Lamar Trotti

Playwright

  • Born: October 18, 1898
  • Birthplace: Atlanta, Georgia
  • Died: August 28, 1952

Biography

Born in Atlanta, Georgia, Lamar Jefferson Trotti received a bachelor’s degree from the University of Georgia in 1921. Between 1922 and 1925, he worked as city editor of the Atlanta Georgian. In 1924, he met Jason Joy, who worked in the Hayes Office in New York. Joy offered to place Trotti in a position as publicist in the New York office of the organization that eventually evolved into the Motion Picture Association of America. Trotti assumed that post in 1925 and held it for six years, during which he edited and published a magazine designed to promote new Hollywood film releases.
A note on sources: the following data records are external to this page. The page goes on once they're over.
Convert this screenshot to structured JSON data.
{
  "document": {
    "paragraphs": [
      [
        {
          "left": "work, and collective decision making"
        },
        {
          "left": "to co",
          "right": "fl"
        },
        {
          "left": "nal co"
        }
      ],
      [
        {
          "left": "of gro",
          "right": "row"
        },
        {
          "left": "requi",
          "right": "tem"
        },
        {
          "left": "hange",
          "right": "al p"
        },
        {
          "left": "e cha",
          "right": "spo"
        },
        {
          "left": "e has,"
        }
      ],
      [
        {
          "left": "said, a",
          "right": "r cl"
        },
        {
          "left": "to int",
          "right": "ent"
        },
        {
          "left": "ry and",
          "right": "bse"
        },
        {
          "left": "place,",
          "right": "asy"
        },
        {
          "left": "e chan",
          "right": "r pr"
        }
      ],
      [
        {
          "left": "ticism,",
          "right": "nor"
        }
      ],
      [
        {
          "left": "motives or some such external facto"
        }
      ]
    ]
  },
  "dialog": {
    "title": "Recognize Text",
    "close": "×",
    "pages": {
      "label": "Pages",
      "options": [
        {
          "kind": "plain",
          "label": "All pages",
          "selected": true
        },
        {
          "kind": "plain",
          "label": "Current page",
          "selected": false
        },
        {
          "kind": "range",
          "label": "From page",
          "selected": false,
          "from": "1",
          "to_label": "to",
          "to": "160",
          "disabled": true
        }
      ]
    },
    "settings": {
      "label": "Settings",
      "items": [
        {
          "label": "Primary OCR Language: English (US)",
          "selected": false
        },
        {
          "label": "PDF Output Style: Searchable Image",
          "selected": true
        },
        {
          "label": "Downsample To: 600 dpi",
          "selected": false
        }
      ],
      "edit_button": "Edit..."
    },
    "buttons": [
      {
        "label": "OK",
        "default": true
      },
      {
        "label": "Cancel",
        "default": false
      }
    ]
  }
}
In 1931, when Joy was transferred to Hollywood, he urged Trotti to accompany him, which Trotti did. The following year, when Joy became head of the story department of Twentieth Century Fox, Trotti moved to that studio with him and remained there for the next twenty years. In the course of that time, he produced more than fifty screenplays, many of them collaborations. Trotti won an Academy Award for his biographical film, Wilson, in 1944. He was working on There’s No Business Like Show Business when he succumbed to a heart attack in 1952 and, upon this film’s release in 1954, received a posthumous Academy Award nomination for best story.

Trotti’s chief interest lay in writing historically based films. Twentieth Century Fox, which produced all but one of his films, generally encouraged him to choose his own subjects, a luxury that most screenwriters of his day did not enjoy. In 1934, Trotti collaborated with Dudley Nichols, his frequent writing partner, on Judge Priest, adapted from Irving Cobb’s novel. Will Rogers starred in this film and began an association with Trotti and Nichols that ended only with Rogers’s death in 1936, when the Trotti-Nichols collaborations also ceased.

Having produced five films with Rogers in the leading role, Trotti wrote five screenplays for child actress Jane Withers in 1935 and 1936. In 1936, Twentieth Century Fox planned to film Trotti’s screenplay for Ramona as the first feature film photographed in Technicolor’s three-color process, but another studio beat Fox with its release of Becky Sharp late in 1935.

Trotti’s first real commercial and critical success was the film In Old Chicago, based on the Chicago fire of 1871, which was nominated for an Academy Award as best picture. Trotti moved into writing musicals with the production of Alexander’s Ragtime Band, a collaboration with Katherine Scola, which spent two years in production and was then most expensive movie ever made. The film was successful and received an Academy Award nomination as best picture in 1938.

Trotti wrote several other musicals, including When My Baby Smiles at Me, You’re My Everything, and My Blue Heaven, in which he incorporated the musical numbers that the medium demanded with a historically based story line. He also continued to produce such historical scripts as Young Mr. Lincoln, The Ox-Bow Incident, and Guadalcanal Diary.

Trotti’s adaptations of John Hersey’s A Bell for Adano, W. Somerset Maugham’s The Razor’s Edge, Samuel Shellabarger’s Captain from Castille, Walter Van Tilburg Clark’s The Ox-Bow Incident, and Frank and Ernestine Gilbreth’s Cheaper by the Dozen brought Trotti considerable recognition.